Webern was shot at the end of World War II by an unhinged American soldier. There's a Thomas Pynchon quote from "Gravity's Rainbow" that kinda makes this into an epic conspiracy to keep advanced European music down. It kinda worked, in the end the more simple minded easy listening minimalist music of Philip Glass became the bestselling classical music.

"Shot in May, by the Americans. Senseless, accidental if you believe in accidents -- some mess cook from North Carolina, some late draftee with a .45 he hardly knew how to use, too late for WWII, but not for Webern. The excuse for raiding the house was that Webern's brother was in the black market. Who isn't? Do you know what kind of myth that's going to make in a thousand years? The young barbarians coming in to murder the Last European, standing at the far end of what'd been going on since Bach, an expansion of music's polymorphous perversity till all notes were truly equal at last. . . . Where was there to go after Webern? It was the moment of maximum freedom. It all had to come down. Another Götterdämmerung."

Drei Kleine Stücke Opus 11




Symphonie Opus 11:

Saturday, November 1, 2008

Glenn Gould

Here's a Google video of legendary pianist Glenn Gould playing first two traditional pieces, and then three modernist 1930s pieces by the composers of the Second Viennese school (Schoenberg, Webern, Berg).

Gould was known as a passionate interpreter of Bach, but he also occasionally composed abstract atonal pieces himself in the style of the Viennese composers.



the pieces are:

- Lords of Salisbury Pavan by Orlando Gibbons
- Galliard No.6 by William Byrd
- Suite, Op.25, Intermezzo by Arnold Schoenberg
- Variations, Op.27 by Anton Webern
- Sonata, Op.1 by Alban Berg

And here's a video of Gould and Yehudi Menuhin playing the uncompromising bleak piece "Fantasie opus 47".

Wednesday, June 25, 2008

Hilary Hahn does Schönberg


Currently listening to Hillary Hahn's new recording of Schoenberg's violin concerto (composed in 1935-36). When Schoenberg wrote it, famous violinist Jascha Heifetz declared that it could only be played when violinists started to grow 6 fingers. It's never become part of the standard repertoire, but a few later violinists have managed to wrap their hands around it.

You can listen to some of Hahn's version at her myspace page. (NOTE: At some point clicks start to appear for copyright reasons). This is the andante, so I presume it's not the most difficult part of the concerto. It does get pretty wild towards the end though.

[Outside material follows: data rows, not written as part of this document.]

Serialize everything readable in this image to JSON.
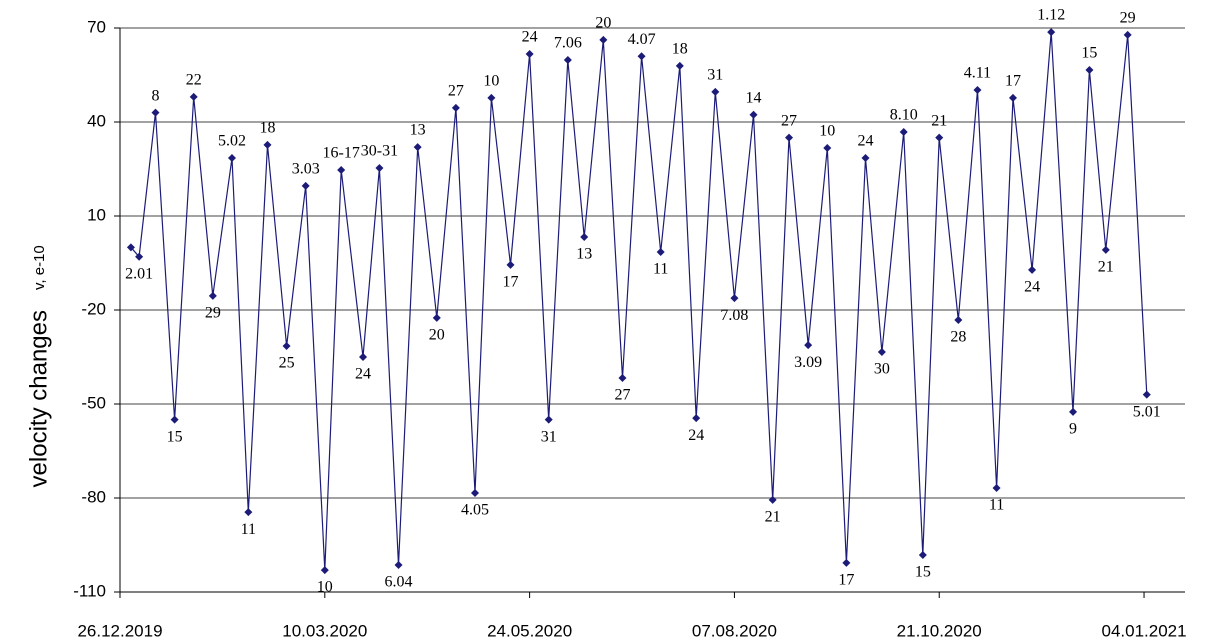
{
  "chart_data": {
    "type": "line",
    "y_label": "velocity changes",
    "y_unit": "v, e-10",
    "x": [
      "30.12.2019",
      "02.01.2020",
      "08.01.2020",
      "15.01.2020",
      "22.01.2020",
      "29.01.2020",
      "05.02.2020",
      "11.02.2020",
      "18.02.2020",
      "25.02.2020",
      "03.03.2020",
      "10.03.2020",
      "16.03.2020",
      "24.03.2020",
      "30.03.2020",
      "06.04.2020",
      "13.04.2020",
      "20.04.2020",
      "27.04.2020",
      "04.05.2020",
      "10.05.2020",
      "17.05.2020",
      "24.05.2020",
      "31.05.2020",
      "07.06.2020",
      "13.06.2020",
      "20.06.2020",
      "27.06.2020",
      "04.07.2020",
      "11.07.2020",
      "18.07.2020",
      "24.07.2020",
      "31.07.2020",
      "07.08.2020",
      "14.08.2020",
      "21.08.2020",
      "27.08.2020",
      "03.09.2020",
      "10.09.2020",
      "17.09.2020",
      "24.09.2020",
      "30.09.2020",
      "08.10.2020",
      "15.10.2020",
      "21.10.2020",
      "28.10.2020",
      "04.11.2020",
      "11.11.2020",
      "17.11.2020",
      "24.11.2020",
      "01.12.2020",
      "09.12.2020",
      "15.12.2020",
      "21.12.2020",
      "29.12.2020",
      "05.01.2021"
    ],
    "series": [
      {
        "name": "velocity changes",
        "color": "#1c1c78",
        "values": [
          0,
          -3,
          43,
          -55,
          48,
          -15.5,
          28.5,
          -84.5,
          32.7,
          -31.5,
          19.6,
          -103,
          24.7,
          -35,
          25.3,
          -101.4,
          32,
          -22.5,
          44.5,
          -78.4,
          47.7,
          -5.6,
          61.7,
          -55,
          59.8,
          3.3,
          66.2,
          -41.7,
          61,
          -1.5,
          57.9,
          -54.5,
          49.6,
          -16.2,
          42.3,
          -80.6,
          35,
          -31.2,
          31.7,
          -100.7,
          28.5,
          -33.4,
          36.8,
          -98.2,
          35,
          -23.2,
          50.2,
          -76.8,
          47.7,
          -7.2,
          68.7,
          -52.5,
          56.6,
          -0.8,
          67.8,
          -47
        ],
        "point_labels": [
          null,
          "2.01",
          "8",
          "15",
          "22",
          "29",
          "5.02",
          "11",
          "18",
          "25",
          "3.03",
          "10",
          "16-17",
          "24",
          "30-31",
          "6.04",
          "13",
          "20",
          "27",
          "4.05",
          "10",
          "17",
          "24",
          "31",
          "7.06",
          "13",
          "20",
          "27",
          "4.07",
          "11",
          "18",
          "24",
          "31",
          "7.08",
          "14",
          "21",
          "27",
          "3.09",
          "10",
          "17",
          "24",
          "30",
          "8.10",
          "15",
          "21",
          "28",
          "4.11",
          "11",
          "17",
          "24",
          "1.12",
          "9",
          "15",
          "21",
          "29",
          "5.01"
        ]
      }
    ],
    "xlim": [
      "26.12.2019",
      "19.01.2021"
    ],
    "xticks": [
      "26.12.2019",
      "10.03.2020",
      "24.05.2020",
      "07.08.2020",
      "21.10.2020",
      "04.01.2021"
    ],
    "ylim": [
      -110,
      70
    ],
    "yticks": [
      -110,
      -80,
      -50,
      -20,
      10,
      40,
      70
    ],
    "grid": true
  }
}
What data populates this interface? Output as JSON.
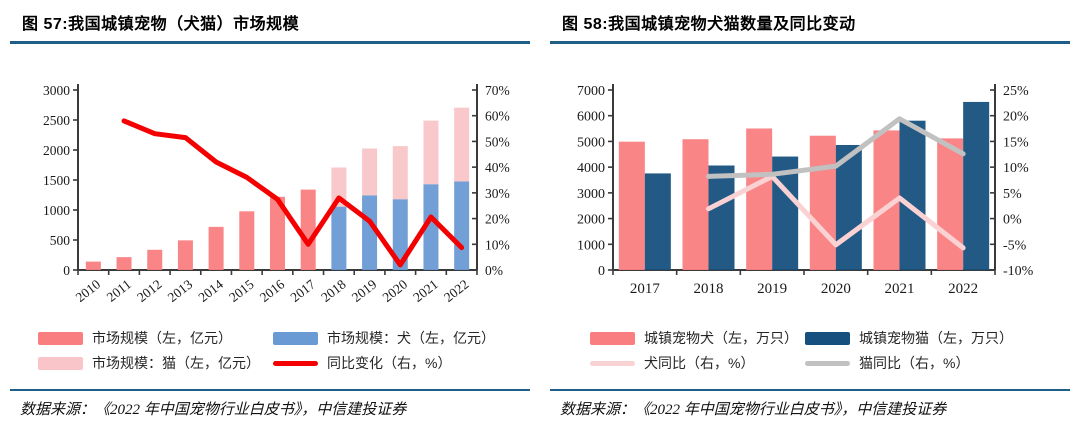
{
  "page": {
    "background": "#ffffff",
    "accent_color": "#1f5e86"
  },
  "panels": [
    {
      "title": "图 57:我国城镇宠物（犬猫）市场规模",
      "source": "数据来源：《2022 年中国宠物行业白皮书》，中信建投证券"
    },
    {
      "title": "图 58:我国城镇宠物犬猫数量及同比变动",
      "source": "数据来源：《2022 年中国宠物行业白皮书》，中信建投证券"
    }
  ],
  "chart_data": [
    {
      "type": "bar+line",
      "title": "我国城镇宠物（犬猫）市场规模",
      "categories": [
        "2010",
        "2011",
        "2012",
        "2013",
        "2014",
        "2015",
        "2016",
        "2017",
        "2018",
        "2019",
        "2020",
        "2021",
        "2022"
      ],
      "bar_mode": "stack",
      "x_tick_rotate": -38,
      "grid": false,
      "legend_position": "bottom",
      "left_axis": {
        "min": 0,
        "max": 3000,
        "step": 500,
        "suffix": ""
      },
      "right_axis": {
        "min": 0,
        "max": 70,
        "step": 10,
        "suffix": "%"
      },
      "series": [
        {
          "name": "市场规模（左，亿元）",
          "type": "bar",
          "axis": "left",
          "color": "#f97e7f",
          "values": [
            140,
            214,
            337,
            494,
            719,
            978,
            1220,
            1340,
            null,
            null,
            null,
            null,
            null
          ]
        },
        {
          "name": "市场规模：犬（左，亿元）",
          "type": "bar",
          "axis": "left",
          "color": "#6a9ad3",
          "values": [
            null,
            null,
            null,
            null,
            null,
            null,
            null,
            null,
            1056,
            1245,
            1180,
            1430,
            1475
          ]
        },
        {
          "name": "市场规模：猫（左，亿元）",
          "type": "bar",
          "axis": "left",
          "stack": true,
          "color": "#f9c5c8",
          "values": [
            null,
            null,
            null,
            null,
            null,
            null,
            null,
            null,
            652,
            780,
            885,
            1060,
            1231
          ]
        },
        {
          "name": "同比变化（右，%）",
          "type": "line",
          "axis": "right",
          "color": "#f40000",
          "values": [
            null,
            58,
            53,
            51.5,
            42,
            36,
            27.5,
            10,
            28,
            19,
            2,
            20.6,
            8.7
          ]
        }
      ]
    },
    {
      "type": "bar+line",
      "title": "我国城镇宠物犬猫数量及同比变动",
      "categories": [
        "2017",
        "2018",
        "2019",
        "2020",
        "2021",
        "2022"
      ],
      "bar_mode": "group",
      "x_tick_rotate": 0,
      "grid": false,
      "legend_position": "bottom",
      "left_axis": {
        "min": 0,
        "max": 7000,
        "step": 1000,
        "suffix": ""
      },
      "right_axis": {
        "min": -10,
        "max": 25,
        "step": 5,
        "suffix": "%"
      },
      "series": [
        {
          "name": "城镇宠物犬（左，万只）",
          "type": "bar",
          "axis": "left",
          "color": "#f97e7f",
          "values": [
            4990,
            5085,
            5503,
            5222,
            5429,
            5119
          ]
        },
        {
          "name": "城镇宠物猫（左，万只）",
          "type": "bar",
          "axis": "left",
          "color": "#16507e",
          "values": [
            3756,
            4064,
            4412,
            4862,
            5806,
            6536
          ]
        },
        {
          "name": "犬同比（右，%）",
          "type": "line",
          "axis": "right",
          "color": "#fbd2d3",
          "values": [
            null,
            1.9,
            8.2,
            -5.1,
            4.0,
            -5.7
          ]
        },
        {
          "name": "猫同比（右，%）",
          "type": "line",
          "axis": "right",
          "color": "#c2c1c1",
          "values": [
            null,
            8.2,
            8.6,
            10.2,
            19.4,
            12.6
          ]
        }
      ]
    }
  ]
}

The concerto is also an example of 12-tone music that's actually very accessible.... or FAIRLY accessible at least. It reminds me a bit of Bernard Herrmann's Hitchcock scores and parts of Howard Shore's David Cronenberg scores. I like it very much. There's also a Sibelius thingie on the disc, but I haven't gotten round to listening to it yet, I have the Schoenberg on repeat.

Monday, December 24, 2007

Arnold Schönberg videos


Schönberg was one of the founding fathers of 20th century music.

Schönberg's 12-tone technique explained:



Pianist Mitsuko Uchida on Schönberg's Piano Concerto (1942)



Many more Schönberg related videos posted by the Arnold Schönberg Center are available on youtube. This is a great resource that I've got to explore further.

Schönberg's paintings and drawings are also very good. You can look at them at this site.

I particularly like these two, so I'll post them even though they're somewhat earlier than the 30s:





Sunday, December 23, 2007

Webern, variations for piano opus 27




Lately I've finally begun to actually enjoy serial/12-tone music (no, honest! I actually find it pleasant as long as there aren't too many instruments involved at the same time) - this youtube clip has Glenn Gould in a 1964-recording the first part of Piano Variations opus 27 (1936) by Anton Webern. Webern (1883-1945) was taught by Arnold Schönberg (1874-1951) and extended his serial technique.